The synthesis of a small library of differentially-linked beta-C-disaccharides has been carried out through the use of a radical allylation-RCM strategy. Acids 6 were prepared by Keck allylation of a suitable carbohydrate-based radical precursor, followed by oxidative cleavage of the formed alkene. Dehydrative coupling of these acids with the known olefin alcohol 5 then gave the precursor esters 7 in excellent yield. Methylenation of the esters 7 was followed by RCM and in situ hydroboration-oxidation of the formed glycals to furnish the protected beta-C-disaccharides 10 in good overall yield. Five examples were then deprotected and screened for their efficacy as enzyme inhibitors of beta-glycosidase and against several solid-tumor cell lines for in vitro differential cytotoxicity.     

Studies of the resolution of racemic 1,1'-bi-2-naphthol with a dipeptide chiral selector identified from a small library

Several new stationary phases were prepared to study the structure-activity relationship of the chiral resolution of racemic 1,1'-bi-2-naphthol with a modified dipeptide Asn-Asn selector. The number of amino acid, the side chain protecting groups of the amino acid, and the Fmoc end-capping group all proved important for enantioselectivity. The linker also influenced enantioselectivity. Influence of the length of the linker appears to be related to the accessibility of chiral selectors. The bond through which the selector is attached to the linker proved important. Based on these results, it is postulated that hydrogen bonding interactions between one side chain amide group of one Asn and the oxygen on the backbone of another Asn with the two hydroxyl groups of the analyte play an important role in the resolution of racemic 1,1'-bi-2-naphthol with the modified dipeptide Asn-Asn selector.     

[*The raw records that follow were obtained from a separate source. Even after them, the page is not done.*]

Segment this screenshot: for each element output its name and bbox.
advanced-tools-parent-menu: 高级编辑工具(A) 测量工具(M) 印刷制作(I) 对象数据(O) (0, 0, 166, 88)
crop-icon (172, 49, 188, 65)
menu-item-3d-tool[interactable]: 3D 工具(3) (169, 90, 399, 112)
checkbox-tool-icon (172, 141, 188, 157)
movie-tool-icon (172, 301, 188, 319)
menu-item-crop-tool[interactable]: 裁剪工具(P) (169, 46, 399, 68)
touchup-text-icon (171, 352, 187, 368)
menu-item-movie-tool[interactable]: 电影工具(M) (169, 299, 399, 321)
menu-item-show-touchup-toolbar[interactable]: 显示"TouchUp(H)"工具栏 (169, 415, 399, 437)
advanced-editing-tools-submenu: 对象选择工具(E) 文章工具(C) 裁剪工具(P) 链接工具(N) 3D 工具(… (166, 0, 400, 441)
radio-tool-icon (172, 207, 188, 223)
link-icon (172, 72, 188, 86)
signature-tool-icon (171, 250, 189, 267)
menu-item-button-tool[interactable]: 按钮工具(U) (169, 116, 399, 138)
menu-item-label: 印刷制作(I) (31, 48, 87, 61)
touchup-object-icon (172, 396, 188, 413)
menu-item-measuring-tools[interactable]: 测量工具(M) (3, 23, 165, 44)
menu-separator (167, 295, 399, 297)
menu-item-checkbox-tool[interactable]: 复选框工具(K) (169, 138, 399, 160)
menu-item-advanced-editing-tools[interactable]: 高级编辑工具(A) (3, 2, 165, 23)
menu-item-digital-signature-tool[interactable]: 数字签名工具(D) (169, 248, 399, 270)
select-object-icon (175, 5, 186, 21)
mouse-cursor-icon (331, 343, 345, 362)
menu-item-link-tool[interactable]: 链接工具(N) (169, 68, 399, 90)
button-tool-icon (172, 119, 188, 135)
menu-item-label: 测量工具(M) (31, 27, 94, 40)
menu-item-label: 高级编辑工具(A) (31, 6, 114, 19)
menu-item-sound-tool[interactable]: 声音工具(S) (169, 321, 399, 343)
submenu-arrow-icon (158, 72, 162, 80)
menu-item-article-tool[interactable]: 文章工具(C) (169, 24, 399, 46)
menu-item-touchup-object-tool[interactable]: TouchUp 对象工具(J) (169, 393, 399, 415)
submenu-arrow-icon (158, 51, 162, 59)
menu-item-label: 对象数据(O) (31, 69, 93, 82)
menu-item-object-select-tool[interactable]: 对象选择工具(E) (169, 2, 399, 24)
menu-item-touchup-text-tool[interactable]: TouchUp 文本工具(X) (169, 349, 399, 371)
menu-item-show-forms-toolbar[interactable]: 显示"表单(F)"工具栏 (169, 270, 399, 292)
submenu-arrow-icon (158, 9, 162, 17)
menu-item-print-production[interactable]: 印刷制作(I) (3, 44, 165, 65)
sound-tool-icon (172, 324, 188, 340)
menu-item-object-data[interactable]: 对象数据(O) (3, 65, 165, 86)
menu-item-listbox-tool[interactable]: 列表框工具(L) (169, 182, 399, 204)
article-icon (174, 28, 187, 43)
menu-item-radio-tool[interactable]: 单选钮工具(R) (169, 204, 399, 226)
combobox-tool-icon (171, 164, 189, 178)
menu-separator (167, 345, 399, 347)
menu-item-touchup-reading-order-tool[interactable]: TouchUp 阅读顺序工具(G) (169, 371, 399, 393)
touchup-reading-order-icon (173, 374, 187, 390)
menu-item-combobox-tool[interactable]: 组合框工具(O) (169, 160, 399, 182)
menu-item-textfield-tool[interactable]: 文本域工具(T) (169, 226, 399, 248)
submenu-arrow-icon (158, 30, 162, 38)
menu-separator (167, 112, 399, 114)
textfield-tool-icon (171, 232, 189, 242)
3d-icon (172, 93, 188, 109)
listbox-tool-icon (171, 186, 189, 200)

Solid-phase synthesis of 2,3-diphenylpropionic acid library as VLA-4 antagonists

2,3-Diphenylpropionic acid library for VLA-4 antagonist was synthesized on solid-phase. Comparison of the two synthetic routes via an orthogonal generation of two aromatic amino functional groups are discussed. From this work, several compounds were identified as potent VLA-4 antagonists.     

Synthesis of a quinolone library from ynones

A library of 72 quinolones was synthesized from substituted anthranilic acids, using ynone intermediates. These masked β-dicarbonyl synthons allowed cyclization under milder conditions than previously reported quinolone syntheses.